ACLU Urges Government Not To Trample On Internet Political Speech
FOR IMMEDIATE RELEASE
WASHINGTON — Saying the government must not gag the new town criers, the American Civil Liberties Union joined forces today with the Center for Democracy and Technology and the Free Congress Foundation to urge federal regulators not to clamp down on political speech on the Internet during the upcoming election season.
“At a time when politicians and talking heads bemoan the political apathy that has spread across the country, the Internet holds great potential to reengage people in the political process,” said Barry Steinhardt, ACLU Associate Director. “There is absolutely no reason to clamp down on Internet political speech by individuals.”
The organizations sent their comments to the FEC in response to its request for ideas on how to apply federal election laws to Internet activity. Though the eighteen groups that signed onto the comments represent a wide range of viewpoints, they said they are “united in our belief that the Internet offers a unique opportunity to improve the quality of the electoral process by providing a platform from which individuals can engage in political speech outside the control of candidates, political parties, and the traditional media gatekeepers.”
The organizations urged the FEC to create a “safe harbor” for Internet political speech by individuals and to delay comprehensive rulemaking until after the 2000 election cycle to avoid new enforcement actions that could potentially chill new experiments in issue advocacy, direct advocacy and non-partisan activities on the Internet.

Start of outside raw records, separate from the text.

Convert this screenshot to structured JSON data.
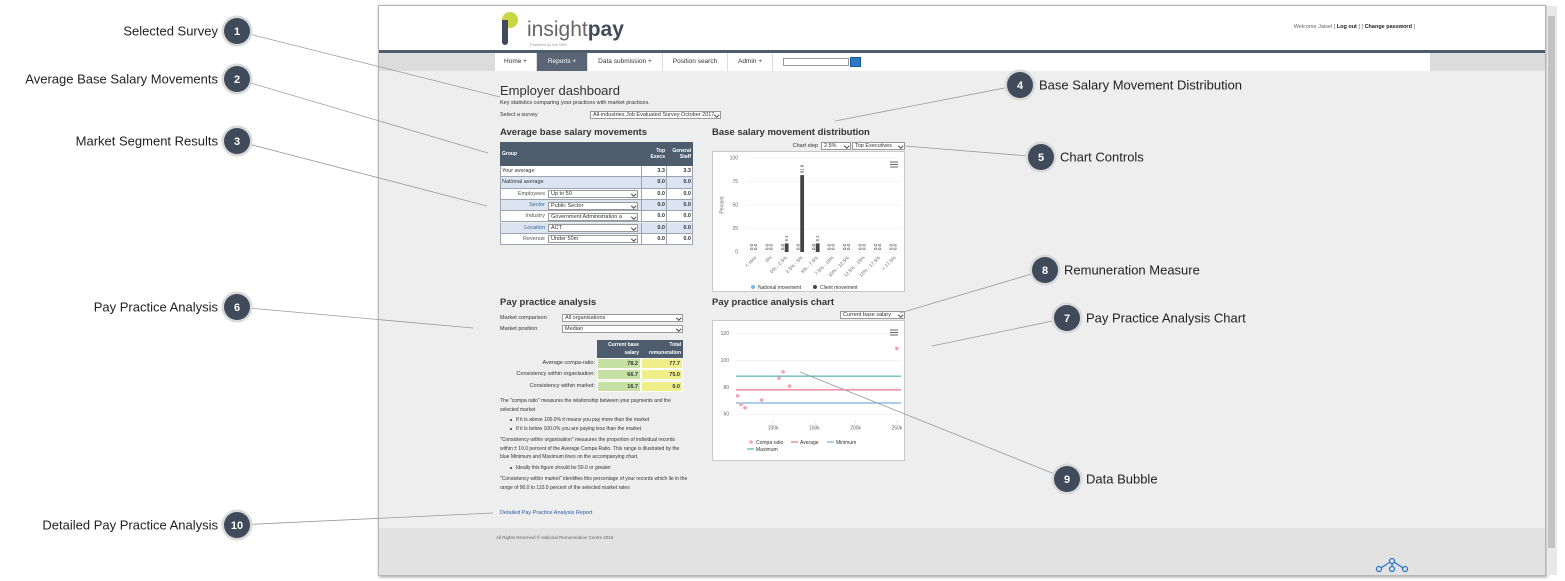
{
  "callouts": [
    {
      "number": 1,
      "label": "Selected Survey"
    },
    {
      "number": 2,
      "label": "Average Base Salary Movements"
    },
    {
      "number": 3,
      "label": "Market Segment Results"
    },
    {
      "number": 4,
      "label": "Base Salary Movement Distribution"
    },
    {
      "number": 5,
      "label": "Chart Controls"
    },
    {
      "number": 6,
      "label": "Pay Practice Analysis"
    },
    {
      "number": 7,
      "label": "Pay Practice Analysis Chart"
    },
    {
      "number": 8,
      "label": "Remuneration Measure"
    },
    {
      "number": 9,
      "label": "Data Bubble"
    },
    {
      "number": 10,
      "label": "Detailed Pay Practice Analysis"
    }
  ],
  "header": {
    "logo": [
      "insight",
      "pay"
    ],
    "powered_by": "Powered by the NRC",
    "welcome": "Welcome Jaisel [",
    "log_out": "Log out",
    "middle": "] [",
    "change_password": "Change password",
    "end": "]"
  },
  "nav": [
    "Home +",
    "Reports +",
    "Data submission +",
    "Position search",
    "Admin +"
  ],
  "page": {
    "title": "Employer dashboard",
    "subtitle": "Key statistics comparing your practices with market practices.",
    "survey_label": "Select a survey",
    "survey": "All-industries Job Evaluated Survey October 2017"
  },
  "salary_table": {
    "title": "Average base salary movements",
    "columns": [
      "Group",
      "Top Execs",
      "General Staff"
    ],
    "rows": [
      {
        "label": "Your average",
        "top": "3.3",
        "general": "3.3"
      },
      {
        "label": "National average",
        "top": "0.0",
        "general": "0.0"
      },
      {
        "label": "Employees",
        "filter": "Up to 50",
        "top": "0.0",
        "general": "0.0"
      },
      {
        "label": "Sector",
        "filter": "Public Sector",
        "top": "0.0",
        "general": "0.0"
      },
      {
        "label": "Industry",
        "filter": "Government Administration a",
        "top": "0.0",
        "general": "0.0"
      },
      {
        "label": "Location",
        "filter": "ACT",
        "top": "0.0",
        "general": "0.0"
      },
      {
        "label": "Revenue",
        "filter": "Under 50m",
        "top": "0.0",
        "general": "0.0"
      }
    ]
  },
  "pay_practice": {
    "title": "Pay practice analysis",
    "comparison_label": "Market comparison",
    "comparison": "All organisations",
    "position_label": "Market position",
    "position": "Median",
    "columns": [
      "Current base salary",
      "Total remuneration"
    ],
    "rows": [
      {
        "label": "Average compa-ratio:",
        "base": "78.2",
        "total": "77.7"
      },
      {
        "label": "Consistency within organisation:",
        "base": "66.7",
        "total": "75.0"
      },
      {
        "label": "Consistency within market:",
        "base": "16.7",
        "total": "0.0"
      }
    ],
    "notes": [
      {
        "text": "The \"compa ratio\" measures the relationship between your payments and the selected market",
        "bullets": [
          "If it is above 100.0% it means you pay more than the market",
          "If it is below 100.0% you are paying less than the market"
        ]
      },
      {
        "text": "\"Consistency within organisation\" measures the proportion of individual records within ± 10.0 percent of the Average Compa Ratio. This range is illustrated by the blue Minimum and Maximum lines on the accompanying chart.",
        "bullets": [
          "Ideally this figure should be 50.0 or greater"
        ]
      },
      {
        "text": "\"Consistency within market\" identifies this percentage of your records which lie in the range of 90.0 to 110.0 percent of the selected market rates",
        "bullets": []
      }
    ],
    "link": "Detailed Pay Practice Analysis Report"
  },
  "chart_data": [
    {
      "type": "bar",
      "title": "Base salary movement distribution",
      "chart_step_label": "Chart step",
      "chart_step": "2.5%",
      "group": "Top Executives",
      "y_label": "Percent",
      "categories": [
        "< zero",
        "0%",
        "0% - 2.5%",
        "2.5% - 5%",
        "5% - 7.5%",
        "7.5% - 10%",
        "10% - 12.5%",
        "12.5% - 15%",
        "15% - 17.5%",
        "> 17.5%"
      ],
      "series": [
        {
          "name": "National movement",
          "color": "#7cb5ec",
          "values": [
            0,
            0,
            0,
            0,
            0,
            0,
            0,
            0,
            0,
            0
          ],
          "value_labels": [
            "0.0",
            "0.0",
            "0.0",
            "0.0",
            "0.0",
            "0.0",
            "0.0",
            "0.0",
            "0.0",
            "0.0"
          ]
        },
        {
          "name": "Client movement",
          "color": "#434348",
          "values": [
            0,
            0,
            9.1,
            81.8,
            9.1,
            0,
            0,
            0,
            0,
            0
          ],
          "value_labels": [
            "0.0",
            "0.0",
            "9.1",
            "81.8",
            "9.1",
            "0.0",
            "0.0",
            "0.0",
            "0.0",
            "0.0"
          ]
        }
      ],
      "ylim": [
        0,
        100
      ],
      "yticks": [
        0,
        25,
        50,
        75,
        100
      ],
      "grid": true
    },
    {
      "type": "scatter",
      "title": "Pay practice analysis chart",
      "measure": "Current base salary",
      "series": [
        {
          "name": "Compa ratio",
          "color": "#f4a3b4",
          "x": [
            57000,
            61000,
            66000,
            86000,
            107000,
            112000,
            120000,
            250000
          ],
          "values": [
            73.8,
            67.4,
            64.8,
            70.6,
            87,
            91.6,
            81,
            109
          ]
        }
      ],
      "reference_lines": [
        {
          "name": "Average",
          "color": "#e4556f",
          "value": 78.2
        },
        {
          "name": "Minimum",
          "color": "#5a9bd5",
          "value": 68.4
        },
        {
          "name": "Maximum",
          "color": "#2fa4a8",
          "value": 88.4
        }
      ],
      "xlim": [
        55000,
        255000
      ],
      "xticks": [
        {
          "value": 100000,
          "label": "100k"
        },
        {
          "value": 150000,
          "label": "150k"
        },
        {
          "value": 200000,
          "label": "200k"
        },
        {
          "value": 250000,
          "label": "250k"
        }
      ],
      "ylim": [
        55,
        125
      ],
      "yticks": [
        60,
        80,
        100,
        120
      ],
      "grid": true
    }
  ],
  "footer": "All Rights Reserved © National Remuneration Centre 2016"
}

“The Internet allows anyone, as the Supreme Court said, to become a ‘town crier with a voice that resonates further than it could from any soapbox,'” said Laura W. Murphy, Director of the ACLU’s Washington National Office. “The Federal Election Commission, which is charged with broadening the diversity of groups involved in the election process, must not gag the new town criers.”
During the congressional debate over revisions to campaign finance laws, the ACLU urged Congress to protect people using their own personal web sites to express their opinions about candidates from prosecution.
The FEC told at least one man, Leo Smith, that he was in violation of federal law because he had spent more than $250 in expressing his political views in 1996 without disclosing his identity and filing required reports.
Although Smith had already been operating a web site for his business and it cost him nothing but his time to add a section advocating his representative’s defeat, the FEC said it determined the value of web sites by counting, among other factors, the cost of the computer hardware and software used to create the site. If the computer cost more than $250, the FEC said, its owner would have to meet the filing and disclosure requirements of federal law. Using the FEC’s logic, if the computer cost more than $1,000, its owner would have to register as a political action committee.